On passing Complete and Honest Ideological Turing Tests (CHITTs)
[Cross-posted from Facebook]
“In the moment when I truly understand my enemy, understand him well enough to defeat him, then in that very moment I also love him. I think it’s impossible to really understand somebody, what they want, what they believe, and not love them the way they love themselves.”
- Ender Wiggin (from Ender’s Game, by Orson Scott Card)
Maybe the following is obvious, but it wasn’t initially obvious to me so I’m sharing it anyway.
The term Ideological Turing Test (ITT) was coined by Bryan Caplan and refers to whether someone can articulate and argue the views of an opposing ideology or belief system so convincingly that others cannot tell the difference between the person’s articulation and that of a true believer.
Let’s use the term Complete and Honest Ideological Turing Test (CHITT) to refer to an ITT where not only can you “fool” observers, but also:
You can do so without resorting to any rhetorical tricks such as leaving out relevant information;
You can do so without making the other side look irrational;
You can do this even for very long debates with expert observers who grill you closely;
You can do this in response to any evidence or argument or counterargument that you yourself might use to argue for your true position.
Claim: It’s impossible to pass a CHITT unless you actually agree that from some perspective the other side is rational. Furthermore, you must not have any knockdown arguments for why that other perspective is incorrect. That doesn’t mean you need to *agree* with the other perspective, just that you don’t have a knockdown argument against it.
Reasoning: By the specified criteria, you need to think that no matter what arguments you yourself would throw against the other side, you would not make the other side look irrational even to expert observers. You can of course still have some set of priors that lead you to your true position, while the other side has different priors that lead to their position. But why do you go with your priors and not theirs? If you have a knockdown argument for why your priors are correct, then that’s part of the arguments you could throw at the other side, and we’re back to where we were before. So it must be that you don’t have any knockdown arguments for why you should go with your priors over theirs.

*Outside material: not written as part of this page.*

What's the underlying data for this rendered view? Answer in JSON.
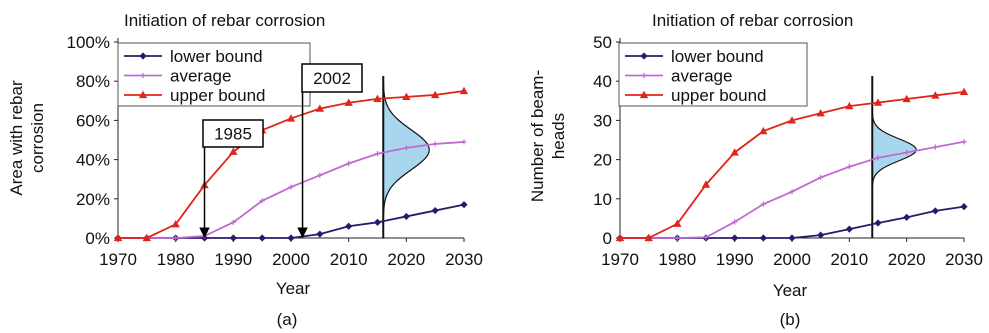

You have a decent argument for the claim as literally stated here, but I think there’s some wrongheaded subtext. To try to highlight it, I’ll argue for another claim about the “Complete and Honest Ideological Turing Test” as you’ve defined it.
Suppose that an advocate of some position would in fact abandon that position if they knew all the evidence or arguments or counterarguments which I might use to argue against it (and observers correctly know this). Then, by your definition, I cannot pass their CHITT—but it’s not because I’ve failed to understand their position, it’s because they don’t know the things I know.
Suppose that an advocate of some position simply does not have any response which would not make them look irrational to some class of evidence or argument or counterargument which I would use to argue against the position (and observers correctly know this). Then again, by your definition, I cannot pass their CHITT—but again, it’s not because I’ve failed to understand their position, it’s because they in fact do not have responses which don’t make them look irrational.
The claim these two point toward: as defined, sometimes it is impossible to pass someone’s CHITT not because I don’t understand their position, but because… well, they’re some combination of ignorant and an idiot, and I know where the gaps in their argument are. This is in contrast to the original ITT, which was intended to just check whether I’ve actually understood somebody else’s position.
Making the subtext explicit: it seems like this post is trying to push a worldview in which nobody is ever Just Plain Wrong or Clearly Being An Idiot. And that’s not how the real world actually works—most unambiguously, it is sometimes the case that a person would update away from their current position if they knew the evidence/arguments/counterarguments which I would present.
This does necessitate that the experts actually have the ability to tell when an argument is bad.